Japão gastará US$ 12 milhões em funeral de Estado de Shinzo Abe

O Japão pretende destinar uma verba de 1,7 bilhão de ienes (12 milhões de dólares) para o funeral de Estado do ex-primeiro-ministro Shinzo Abe, assassinado em julho, anunciou o governo nesta terça-feira.

Abe foi morto durante um comício eleitoral em julho. O governo prevê que dezenas de governantes e ex-governantes comparecerão ao serviço fúnebre de 27 de setembro em Tóquio.

Mas pesquisas recentes indicam que quase metade dos eleitores japoneses são contrários ao evento com financiamento público.

A segurança deve custar quase 800 milhões de ienes, somados aos 600 milhões para alojamento e 250 milhões para a cerimônia, explicou o porta-voz do governo, Hirozaku Matsuno.

"Delegados de mais de 190 (países e regiões) podem participar", disse Matsuno em uma entrevista coletiva.

O funeral acontecerá no Nippon Budokan de Tóquio, local utilizado para shows musicais e eventos esportivos, mas que também recebeu o último funeral de Estado japonês, em 1967.

O primeiro-ministro Fumio Kishida disse que as realizações locais e internacionais de Abe, o primeiro-ministro mais longevo do país, tornam apropriado um funeral de Estado.

Um funeral do tipo para líderes já aposentados é algo raros no Japão. Uma pesquisa publicada no fim de semana pelo jornal Yomiuri Shimbun revelou que 56% dos entrevistados são contrários ao evento e 38% apoiam a homenagem.

Outras pesquisas recentes indicaram níveis similares de oposição. Kishida afirmou que está disposto a responder as dúvidas do Parlamento sobre o tema.

O índice de aprovação do governo do atual primeiro-ministro caiu nas últimas semanas, em parte pela decisão sobre o funeral.

Alguns críticos não aceitam o uso de dinheiro público para homenagear um político, enquanto outros consideram que um funeral de Estado minimiza as opiniões nacionalistas de Abe e seu suposto favorecimento a pessoas próximas.

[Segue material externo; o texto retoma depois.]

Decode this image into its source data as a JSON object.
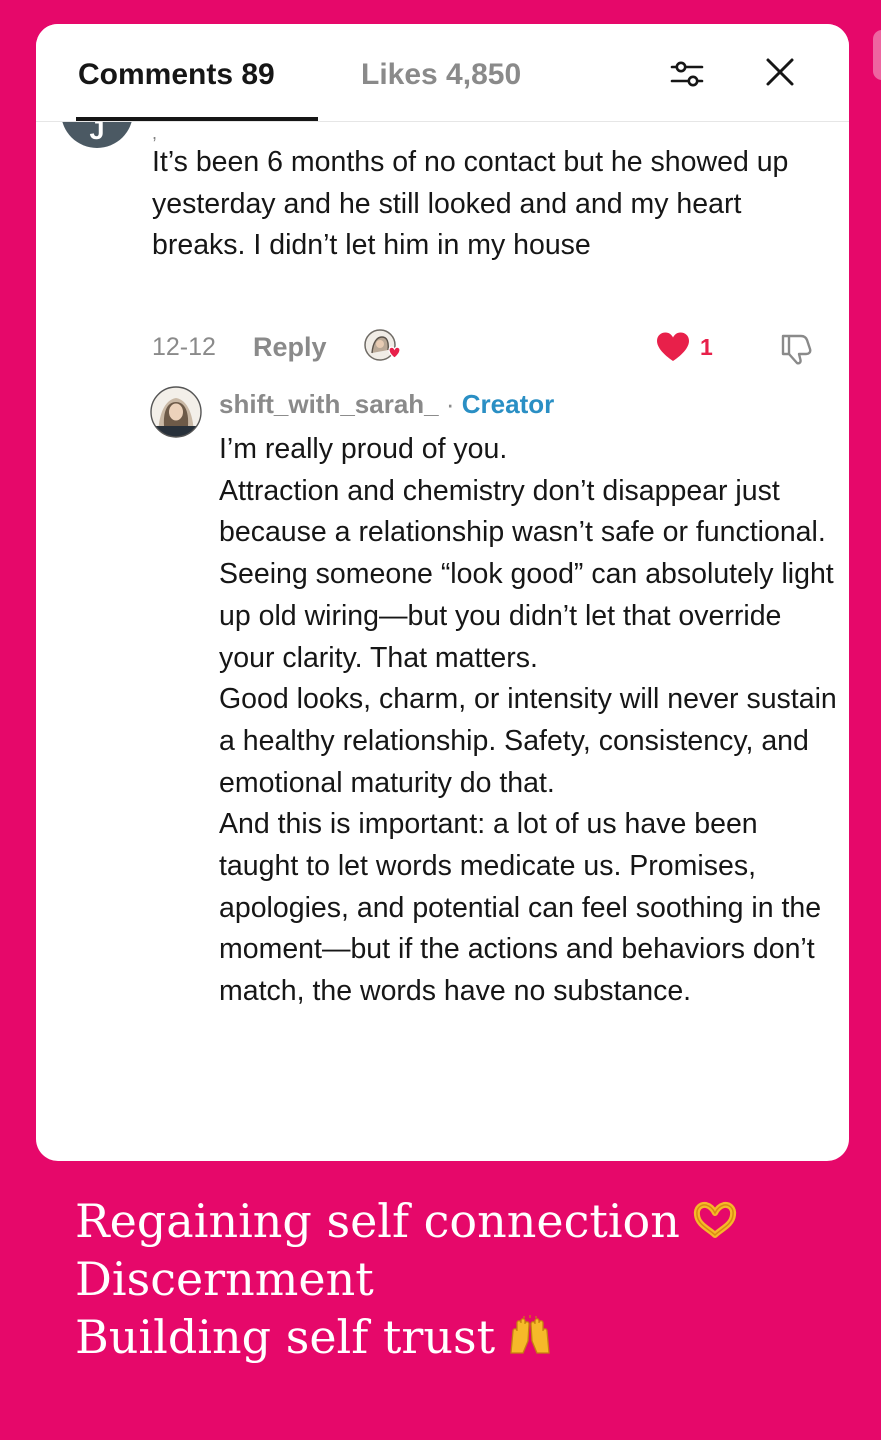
{
  "header": {
    "comments_tab": "Comments 89",
    "likes_tab": "Likes 4,850",
    "filter_icon": "sliders-icon",
    "close_icon": "close-icon"
  },
  "comment": {
    "avatar_initial": "J",
    "username_fragment": ",",
    "text": "It’s been 6 months of no contact but he showed up yesterday and he still looked and and my heart breaks. I didn’t let him in my house",
    "date": "12-12",
    "reply_label": "Reply",
    "like_count": "1",
    "like_color": "#e8204a"
  },
  "reply": {
    "username": "shift_with_sarah_",
    "separator": "·",
    "badge": "Creator",
    "badge_color": "#2a8fc4",
    "paragraphs": [
      "I’m really proud of you.",
      "Attraction and chemistry don’t disappear just because a relationship wasn’t safe or functional. Seeing someone “look good” can absolutely light up old wiring—but you didn’t let that override your clarity. That matters.",
      "Good looks, charm, or intensity will never sustain a healthy relationship. Safety, consistency, and emotional maturity do that.",
      "And this is important: a lot of us have been taught to let words medicate us. Promises, apologies, and potential can feel soothing in the moment—but if the actions and behaviors don’t match, the words have no substance."
    ]
  },
  "caption": {
    "lines": [
      "Regaining self connection",
      "Discernment",
      "Building self trust"
    ],
    "emoji_1": "heart-hands-icon",
    "emoji_3": "raised-hands-icon"
  },
  "colors": {
    "background": "#e6086a",
    "card": "#ffffff"
  }
}
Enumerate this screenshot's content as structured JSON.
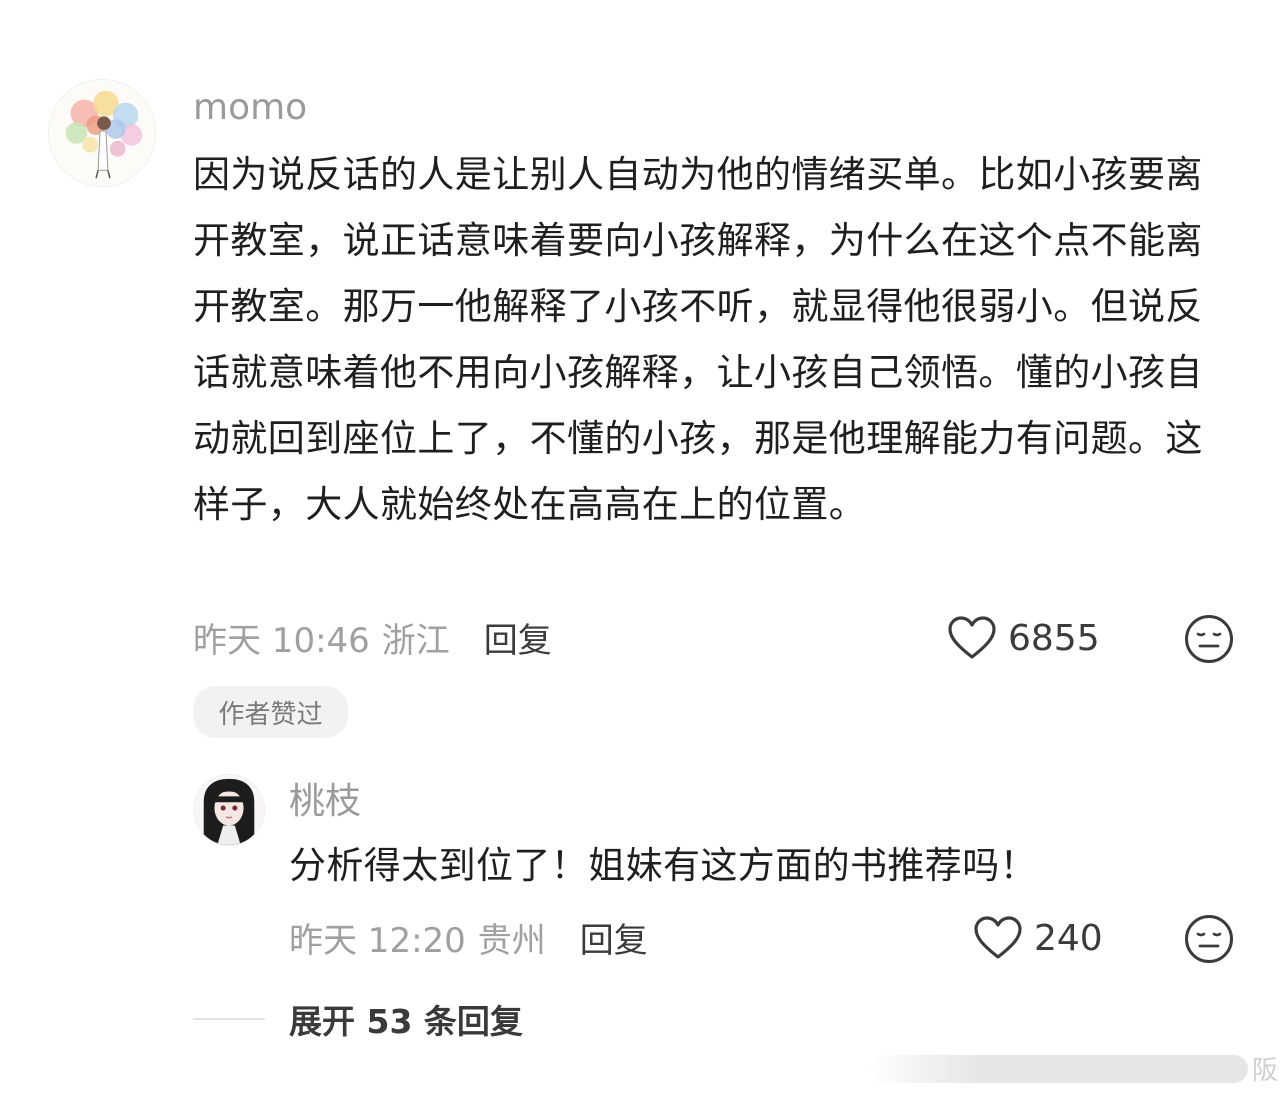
{
  "comments": [
    {
      "username": "momo",
      "text": "因为说反话的人是让别人自动为他的情绪买单。比如小孩要离开教室，说正话意味着要向小孩解释，为什么在这个点不能离开教室。那万一他解释了小孩不听，就显得他很弱小。但说反话就意味着他不用向小孩解释，让小孩自己领悟。懂的小孩自动就回到座位上了，不懂的小孩，那是他理解能力有问题。这样子，大人就始终处在高高在上的位置。",
      "time": "昨天 10:46",
      "location": "浙江",
      "reply_label": "回复",
      "likes": "6855",
      "badge": "作者赞过",
      "like_icon": "heart-outline-icon",
      "emoji_icon": "neutral-face-icon"
    }
  ],
  "replies": [
    {
      "username": "桃枝",
      "text": "分析得太到位了！姐妹有这方面的书推荐吗！",
      "time": "昨天 12:20",
      "location": "贵州",
      "reply_label": "回复",
      "likes": "240",
      "like_icon": "heart-outline-icon",
      "emoji_icon": "neutral-face-icon"
    }
  ],
  "expand_label": "展开 53 条回复",
  "watermark_glyph": "阪",
  "colors": {
    "text_primary": "#1f1f1f",
    "text_secondary": "#a0a0a0",
    "badge_bg": "#f2f2f2"
  }
}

Tetsuya Yamagami, acusado de matar Abe e que está preso, teria atacado o ex-primeiro-ministro por acreditar que ele tinha vínculos com a Igreja da Unificação.

A mãe de Yamagami teria feito várias doações à igreja, o que, segundo o filho, provocou dificuldades financeiras à família.

Após a morte de Abe, um pequeno funeral privado foi organizado em Tóquio. Milhares de pessoas depositaram flores e expressaram condolências.